O rei Manuel I protelou a sua intervenção no motim e só o fez quando já não havia vítimas para queimar nas fogueiras. Nem Álvaro de Castro, o governador da Casa do Cível, nem Aires da Silva, o regedor da Casa da Suplicação conseguiriam demover a populaça tresloucada, quando tentaram acalmar os ânimos. Embora tardiamente, o rei, informado dos factos quando passava por Avis em direcção a Évora para visitar sua mãe enferma, castigou duramente o povo de Lisboa: sentenciou os responsáveis pela chacina a penas corporais e à perda dos seus bens a favor da Coroa; mesmo os que não tivessem participado no massacre e no saque perderiam um quinto dos seus bens; suspendeu a eleição dos representantes da Casa dos Vinte Quatro e dos seus quatro representantes à vereação municipal lisboeta; retirou as honrarias da cidade; mandou executar cerca de meia centena de amotinados e os dois frades dominicanos, frei João Mocho e frei Bernardo, verdadeiros instigadores do massacre.
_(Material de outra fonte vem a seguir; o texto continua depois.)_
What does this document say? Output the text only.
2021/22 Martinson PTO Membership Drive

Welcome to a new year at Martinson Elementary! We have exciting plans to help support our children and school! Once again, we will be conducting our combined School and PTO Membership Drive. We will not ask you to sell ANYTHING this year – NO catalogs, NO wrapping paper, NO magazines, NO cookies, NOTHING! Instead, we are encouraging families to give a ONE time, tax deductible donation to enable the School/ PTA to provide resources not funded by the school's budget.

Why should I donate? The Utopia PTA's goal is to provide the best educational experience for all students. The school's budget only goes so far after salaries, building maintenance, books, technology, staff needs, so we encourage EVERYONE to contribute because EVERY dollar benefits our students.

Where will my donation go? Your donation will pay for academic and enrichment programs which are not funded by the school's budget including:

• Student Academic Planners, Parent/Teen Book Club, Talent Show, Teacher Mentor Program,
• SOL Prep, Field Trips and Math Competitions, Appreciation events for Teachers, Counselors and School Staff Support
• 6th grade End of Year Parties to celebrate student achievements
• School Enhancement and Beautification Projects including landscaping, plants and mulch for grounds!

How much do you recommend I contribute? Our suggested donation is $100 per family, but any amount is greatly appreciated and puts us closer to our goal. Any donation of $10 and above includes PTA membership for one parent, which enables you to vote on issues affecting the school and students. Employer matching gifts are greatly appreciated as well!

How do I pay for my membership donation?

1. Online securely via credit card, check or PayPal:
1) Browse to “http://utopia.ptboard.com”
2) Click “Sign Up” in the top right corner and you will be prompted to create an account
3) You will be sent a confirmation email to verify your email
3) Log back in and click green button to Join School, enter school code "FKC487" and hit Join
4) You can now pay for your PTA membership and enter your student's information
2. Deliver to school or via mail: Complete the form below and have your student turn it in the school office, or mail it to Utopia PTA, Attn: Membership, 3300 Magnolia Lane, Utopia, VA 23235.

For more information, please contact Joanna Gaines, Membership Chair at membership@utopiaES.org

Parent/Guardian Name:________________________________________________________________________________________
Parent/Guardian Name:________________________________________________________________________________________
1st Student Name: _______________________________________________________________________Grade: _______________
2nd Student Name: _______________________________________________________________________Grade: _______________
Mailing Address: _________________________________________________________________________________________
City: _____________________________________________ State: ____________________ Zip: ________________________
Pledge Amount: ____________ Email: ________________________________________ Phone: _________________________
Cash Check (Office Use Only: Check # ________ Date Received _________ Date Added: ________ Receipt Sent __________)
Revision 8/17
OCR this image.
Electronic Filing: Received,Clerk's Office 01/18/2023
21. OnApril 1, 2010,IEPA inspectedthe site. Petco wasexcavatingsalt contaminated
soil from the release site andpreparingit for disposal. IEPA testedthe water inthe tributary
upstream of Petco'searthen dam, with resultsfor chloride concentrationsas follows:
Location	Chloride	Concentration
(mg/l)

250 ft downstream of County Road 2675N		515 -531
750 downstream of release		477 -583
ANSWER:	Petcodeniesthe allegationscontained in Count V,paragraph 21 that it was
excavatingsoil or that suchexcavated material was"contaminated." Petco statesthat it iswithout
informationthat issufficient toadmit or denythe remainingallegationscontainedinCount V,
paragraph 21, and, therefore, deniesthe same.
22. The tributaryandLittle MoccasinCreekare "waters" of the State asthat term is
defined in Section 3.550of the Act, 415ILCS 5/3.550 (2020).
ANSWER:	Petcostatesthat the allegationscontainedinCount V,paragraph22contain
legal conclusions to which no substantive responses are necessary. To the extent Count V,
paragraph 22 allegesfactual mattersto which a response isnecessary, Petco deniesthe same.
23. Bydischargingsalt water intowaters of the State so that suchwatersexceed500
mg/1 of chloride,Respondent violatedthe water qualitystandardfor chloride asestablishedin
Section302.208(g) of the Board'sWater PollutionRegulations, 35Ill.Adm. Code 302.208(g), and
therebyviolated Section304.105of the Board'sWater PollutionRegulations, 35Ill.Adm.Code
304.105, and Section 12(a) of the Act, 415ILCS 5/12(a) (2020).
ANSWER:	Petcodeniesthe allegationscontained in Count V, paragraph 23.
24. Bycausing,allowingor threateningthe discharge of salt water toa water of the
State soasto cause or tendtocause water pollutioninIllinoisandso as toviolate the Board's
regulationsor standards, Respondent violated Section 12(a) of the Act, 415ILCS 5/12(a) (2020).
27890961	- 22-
Entre os populares lisboetas e os frades dominicanos estavam marinheiros estrangeiros, designadamente alemães, que ajudaram à barbárie, mas que também deixaram relatos escritos, que circulariam no seu país, reportando o sucedido. São fontes pouco conhecidas em Portugal, cujos historiadores se têm cingido aos cronistas que não assistiram aos acontecimentos: Damião de Góis (Crónica do Felicíssimo rei D. Manuel), nascido em 1502; Samuel Usque (Consolação às Tribulações de Israel), nascido entre 1495-1500; Jerónimo Osório (De Rebus Emmanuelis Regis Lusitaniae), nascido no próprio ano do massacre. Todos eles eram demasiado jovens para compreender os acontecimentos.
Foi o historiador Yosef Yerushalmi quem divulgou novas fontes, tais como os citados panfletos alemães e uma interessante obra de Salomon lbn Verga, um judeu espanhol exilado em Lisboa, que também terá presenciado (parcialmente?) os acontecimentos. De acordo com este último, o milagre fora inventado pelos dominicanos, que teriam congeminado a luz por detrás do crucifixo, criando a ilusão de estar a irradiar daí». In Breve História dos Judeus em Portugal, Jorge Martins, Nova Vega, colecção Sefarad, 2011, ISBN 978-972-699-920-1.